ECLI:NL:CRVB:2022:1277
Centrale Raad van Beroep
- Hoger beroep
- Rechtspraak.nl
Beoordeling van de mate van arbeidsongeschiktheid van appellant in het kader van de Wet WIA
In deze zaak heeft de Centrale Raad van Beroep op 2 juni 2022 uitspraak gedaan in het hoger beroep van appellant tegen een eerdere uitspraak van de rechtbank Limburg. Appellant, die zich op 22 december 2014 ziekmeldde wegens hart- en psychische klachten, had een aanvraag ingediend voor een WIA-uitkering.
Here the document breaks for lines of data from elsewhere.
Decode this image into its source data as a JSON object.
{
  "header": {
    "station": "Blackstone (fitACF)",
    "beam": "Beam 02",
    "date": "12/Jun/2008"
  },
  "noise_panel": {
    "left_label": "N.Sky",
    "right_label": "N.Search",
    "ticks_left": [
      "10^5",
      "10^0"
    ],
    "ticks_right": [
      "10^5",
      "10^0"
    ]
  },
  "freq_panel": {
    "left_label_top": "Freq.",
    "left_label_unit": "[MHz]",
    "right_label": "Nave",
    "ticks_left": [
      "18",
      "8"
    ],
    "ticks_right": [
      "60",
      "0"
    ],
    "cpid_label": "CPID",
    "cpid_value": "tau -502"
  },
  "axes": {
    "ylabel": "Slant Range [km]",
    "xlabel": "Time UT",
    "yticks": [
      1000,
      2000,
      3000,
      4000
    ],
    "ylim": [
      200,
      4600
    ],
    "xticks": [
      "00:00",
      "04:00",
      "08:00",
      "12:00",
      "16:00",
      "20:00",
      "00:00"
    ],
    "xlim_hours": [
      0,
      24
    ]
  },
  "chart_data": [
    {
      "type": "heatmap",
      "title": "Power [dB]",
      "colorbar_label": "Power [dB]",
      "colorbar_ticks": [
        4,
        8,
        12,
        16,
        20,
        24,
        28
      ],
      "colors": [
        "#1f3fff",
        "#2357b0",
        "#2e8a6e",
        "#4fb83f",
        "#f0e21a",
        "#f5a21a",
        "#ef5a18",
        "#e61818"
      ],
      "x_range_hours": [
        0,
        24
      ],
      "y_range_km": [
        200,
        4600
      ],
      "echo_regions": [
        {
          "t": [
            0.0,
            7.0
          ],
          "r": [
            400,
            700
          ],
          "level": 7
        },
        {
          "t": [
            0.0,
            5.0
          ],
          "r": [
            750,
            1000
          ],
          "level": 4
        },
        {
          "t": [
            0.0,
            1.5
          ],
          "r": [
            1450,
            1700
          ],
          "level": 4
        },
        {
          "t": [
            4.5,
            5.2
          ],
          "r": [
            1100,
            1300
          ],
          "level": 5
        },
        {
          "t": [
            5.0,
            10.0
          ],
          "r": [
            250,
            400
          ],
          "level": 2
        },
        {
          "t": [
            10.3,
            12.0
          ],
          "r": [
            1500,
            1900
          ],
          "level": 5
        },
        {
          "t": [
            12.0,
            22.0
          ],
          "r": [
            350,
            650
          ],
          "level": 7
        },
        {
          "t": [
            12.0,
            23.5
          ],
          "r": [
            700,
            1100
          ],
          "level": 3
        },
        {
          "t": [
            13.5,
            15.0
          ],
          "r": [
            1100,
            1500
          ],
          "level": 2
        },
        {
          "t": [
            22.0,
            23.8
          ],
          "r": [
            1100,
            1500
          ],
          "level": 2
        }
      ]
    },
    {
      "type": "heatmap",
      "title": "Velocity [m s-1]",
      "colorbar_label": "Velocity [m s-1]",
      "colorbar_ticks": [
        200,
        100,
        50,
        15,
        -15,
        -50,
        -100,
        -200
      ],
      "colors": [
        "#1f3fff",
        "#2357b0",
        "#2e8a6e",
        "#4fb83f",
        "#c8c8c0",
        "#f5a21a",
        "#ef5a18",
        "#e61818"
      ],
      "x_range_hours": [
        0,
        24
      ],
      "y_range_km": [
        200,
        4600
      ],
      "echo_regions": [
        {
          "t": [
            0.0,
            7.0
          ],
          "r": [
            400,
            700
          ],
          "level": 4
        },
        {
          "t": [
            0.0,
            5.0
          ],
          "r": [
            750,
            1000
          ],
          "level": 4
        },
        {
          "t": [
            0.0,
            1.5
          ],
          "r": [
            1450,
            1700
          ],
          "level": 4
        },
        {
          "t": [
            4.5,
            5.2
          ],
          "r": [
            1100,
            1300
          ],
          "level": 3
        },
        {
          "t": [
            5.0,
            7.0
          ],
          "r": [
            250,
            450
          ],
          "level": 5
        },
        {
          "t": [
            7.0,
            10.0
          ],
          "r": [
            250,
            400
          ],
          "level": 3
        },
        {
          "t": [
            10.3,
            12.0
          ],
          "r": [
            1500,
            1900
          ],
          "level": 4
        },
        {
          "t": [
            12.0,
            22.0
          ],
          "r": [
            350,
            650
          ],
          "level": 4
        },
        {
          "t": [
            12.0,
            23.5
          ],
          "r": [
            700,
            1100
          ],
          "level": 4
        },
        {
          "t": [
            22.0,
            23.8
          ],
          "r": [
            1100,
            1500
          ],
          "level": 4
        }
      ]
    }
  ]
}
Het Uwv had hem een loongerelateerde WGA-uitkering toegekend op basis van een arbeidsongeschiktheid van 61,64%. Na een herbeoordeling werd deze mate van arbeidsongeschiktheid vastgesteld op 64,57%, maar later op 63,12% per 1 januari 2019. Appellant was het niet eens met deze beoordeling en stelde dat hij volledig en duurzaam arbeidsongeschikt was. Hij verzocht om schadevergoeding en om benoeming van een onafhankelijke deskundige.
De Raad overwoog dat de verzekeringsarts bezwaar en beroep voldoende zorgvuldig had gehandeld en dat de informatie van de klinisch psycholoog L. Staschik geen nieuwe inzichten bood die de beoordeling van de belastbaarheid van appellant op de datum in geding zouden veranderen. De Raad bevestigde dat het Uwv voldoende had gemotiveerd dat de geselecteerde functies medisch geschikt waren voor appellant. De rechtbank had eerder geoordeeld dat het medisch onderzoek zorgvuldig was uitgevoerd en dat de rapporten van de verzekeringsarts en arbeidsdeskundige voldoende onderbouwd waren. De Raad concludeerde dat er geen aanleiding was voor een deskundigenonderzoek en dat het hoger beroep van appellant niet slaagde. De aangevallen uitspraak werd bevestigd en het verzoek om schadevergoeding werd afgewezen.